Having reviewed the Bidvest Letter, the Independent Board, together with its advisers, consulted with senior counsel and the Takeover Regulation Panel, and engaged with Adcock Ingram shareholders including our BEE partners who together represent almost two thirds of the shares in issue. The Independent Board has fundamental legal and material prudential concerns with the Bidvest Letter and the Independent Board will not propose a scheme of arrangement to implement the proposal, as set out in the Bidvest Letter.

The Bidvest Letter does not constitute a firm intention to make an offer in terms of the Companies Act. Only the Board of Directors of a company can propose a scheme of arrangement between the company and its shareholders, and neither the Adcock Ingram Board nor the Independent Board was approached by Bidvest, prior to submission of the Bidvest Letter, to do so. What this means is that the Bidvest Letter is currently nothing more than a non-binding proposal. This is cause for concern for the Independent Board as Bidvest’s actions have created expectations in the market regarding the likelihood of a transaction being concluded.

In addition, the Independent Board has material prudential concerns with the Bidvest letter and the resultant potential prejudicial impact on Adcock Ingram shareholders. In particular, the Independent Board is concerned about the high level of conditionality, including “walk-away” rights, the absence of comparable offers for two of our other key stakeholders, namely our BEE partners and employees, who are participants in our group share incentive scheme.

The Bidvest Letter also fails to address the position of the remaining minority shareholders post implementation of such a transaction. Bidvest has provided no insight into the strategic rationale for its proposal and the potential benefits for Adcock Ingram and its remaining minority shareholders in a Bidvest-controlled Adcock Ingram. This is particularly relevant given that Adcock Ingram is making good progress in executing its medium-term strategic plans.

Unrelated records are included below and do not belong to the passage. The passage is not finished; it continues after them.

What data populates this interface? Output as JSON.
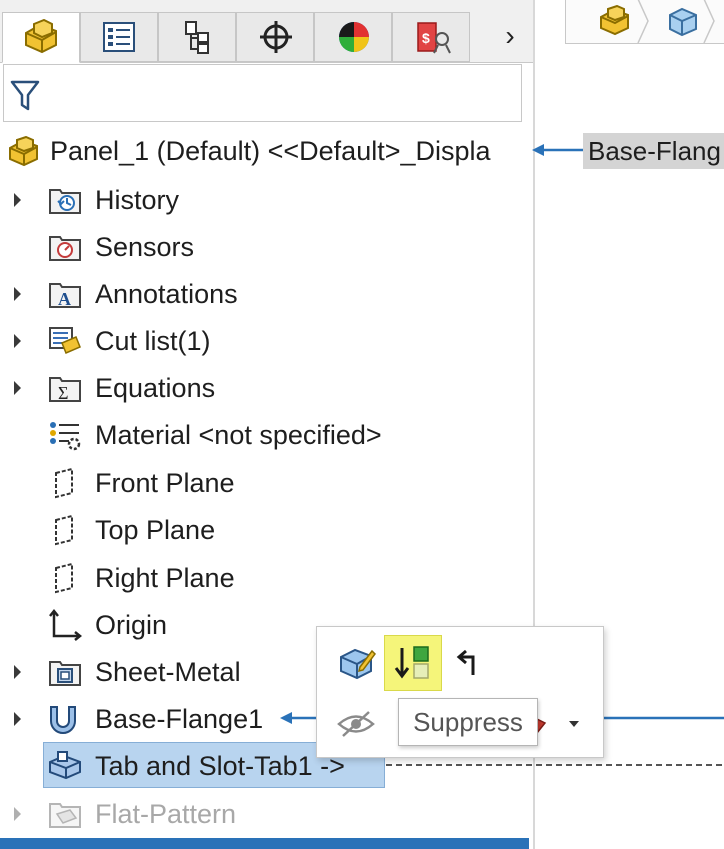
{
  "tree": {
    "root_label": "Panel_1 (Default) <<Default>_Displa",
    "items": [
      {
        "label": "History",
        "expandable": true,
        "icon": "history-folder-icon"
      },
      {
        "label": "Sensors",
        "expandable": false,
        "icon": "sensors-folder-icon"
      },
      {
        "label": "Annotations",
        "expandable": true,
        "icon": "annotations-folder-icon"
      },
      {
        "label": "Cut list(1)",
        "expandable": true,
        "icon": "cut-list-icon"
      },
      {
        "label": "Equations",
        "expandable": true,
        "icon": "equations-folder-icon"
      },
      {
        "label": "Material <not specified>",
        "expandable": false,
        "icon": "material-icon"
      },
      {
        "label": "Front Plane",
        "expandable": false,
        "icon": "plane-icon"
      },
      {
        "label": "Top Plane",
        "expandable": false,
        "icon": "plane-icon"
      },
      {
        "label": "Right Plane",
        "expandable": false,
        "icon": "plane-icon"
      },
      {
        "label": "Origin",
        "expandable": false,
        "icon": "origin-icon"
      },
      {
        "label": "Sheet-Metal",
        "expandable": true,
        "icon": "sheet-metal-icon"
      },
      {
        "label": "Base-Flange1",
        "expandable": true,
        "icon": "base-flange-icon"
      },
      {
        "label": "Tab and Slot-Tab1 ->",
        "expandable": false,
        "icon": "tab-slot-icon",
        "selected": true
      },
      {
        "label": "Flat-Pattern",
        "expandable": true,
        "icon": "flat-pattern-icon",
        "muted": true
      }
    ]
  },
  "tabs": [
    {
      "name": "feature-manager-tab"
    },
    {
      "name": "property-manager-tab"
    },
    {
      "name": "configuration-manager-tab"
    },
    {
      "name": "dimxpert-manager-tab"
    },
    {
      "name": "display-manager-tab"
    },
    {
      "name": "cam-manager-tab"
    }
  ],
  "graphics": {
    "callout_text": "Base-Flang"
  },
  "context_toolbar": {
    "tooltip": "Suppress"
  },
  "colors": {
    "selection": "#b8d4ef",
    "accent": "#2a72b8",
    "highlight": "#f5f57a"
  }
}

Adcock Ingram has recently completed a substantial investment programme to upgrade its manufacturing facilities and distribution infrastructure to world-class standards. The company has won tenders across the business, including a significant slice of the Government’s 2012 ARV tender. Adcock Ingram has reformulated certain products to reduce cost, complexity and regulatory risk, and also has a robust new product pipeline, while portfolio acquisitions have resulted in new product introductions. Adcock Ingram has also grown its pipeline and presence outside South Africa, with successfully completed acquisitions in both Ghana and India. Consequently, the Independent Board recognises that the timing of Bidvest’s approach appears to be opportunistic.

Shareholders should note that Adcock Ingram’s Board will consider any proposal, from any quarter, which is proposed in good faith and which could promote the interests of Adcock Ingram and create value for shareholders, and will keep an open mind regarding a revised proposal from Bidvest that addresses the Independent Board’s concerns.

I know the people of Adcock Ingram feel great pride in the work they do in providing world class health-care to patients and leading products to our customers throughout the continent.  Their commitment to this work, and to delivering for all our stakeholders, remains stronger than ever.